Но зачем думать о событиях, повлиять на которые мы не в состоянии? Заметят, — мы поговорим с ними, не заметят, — займемся своими делами, радуясь, что одной трудной проблемой стало меньше.
Способен ли четырехмерный объект стать источником радиоизлучения? Ответа я не знал. Но, скорее всего, — нет. Если бы излучение из четырехмерного мира доходило до нашего трехмерного, мы бы уже давно захлебнулись от его обилия. Но я уже стал привыкать к пониманию того, что в измерениях большей размерности законы природы должны значительно отличаться от наших, трехмерных. А может быть, и не значительно. Но все равно очень трудно понять, зачем четырехмерникам понадобилось опускаться в наш ограниченный мир?

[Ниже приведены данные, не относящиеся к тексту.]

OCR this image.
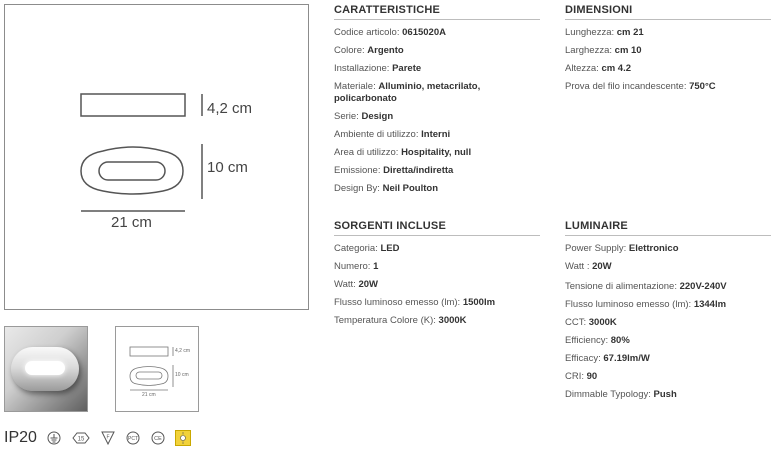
4,2 cm
10 cm
21 cm
4,2 cm
10 cm
21 cm
CARATTERISTICHE
Codice articolo: 0615020A
Colore: Argento
Installazione: Parete
Materiale: Alluminio, metacrilato, policarbonato
Serie: Design
Ambiente di utilizzo: Interni
Area di utilizzo: Hospitality, null
Emissione: Diretta/indiretta
Design By: Neil Poulton
DIMENSIONI
Lunghezza: cm 21
Larghezza: cm 10
Altezza: cm 4.2
Prova del filo incandescente: 750°C
SORGENTI INCLUSE
Categoria: LED
Numero: 1
Watt: 20W
Flusso luminoso emesso (lm): 1500lm
Temperatura Colore (K): 3000K
LUMINAIRE
Power Supply: Elettronico
Watt : 20W
Tensione di alimentazione: 220V-240V
Flusso luminoso emesso (lm): 1344lm
CCT: 3000K
Efficiency: 80%
Efficacy: 67.19lm/W
CRI: 90
Dimmable Typology: Push
IP20	15	F	PCT	CE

Скорее всего, чтобы это понять, нужно провести целый ряд экспериментов с четырехмерными объектами. И в Институте это можно сделать, если считать таковыми добытые сталкерами артефакты из Зоны. Например, я считаю весьма перспективными для таких исследований использовать «черные брызги». Эти загадочные штуки наверняка имеют выход в четвертое измерение.
Как все быстро изменилось. Сколько десятилетий нам придется изучать «хармонтский феномен», прежде чем мы начнем хоть что-то понимать?
Но труд не пропадет даром. Каждое новое открытие или удачная догадка наверняка приведут нас к знаниям и умениям, о которых мы сейчас даже подумать не в состоянии. Только мечтаем или предвкушаем. А вот мне хотелось бы жить в мире, где реализована нуль-транспортировка. Многие путают нуль-транспортировку с телепортацией. На самом деле, это не совсем верно, потому что нуль-транспортировка — это одновременно и телепортация, и машина времени, и мультипликатор.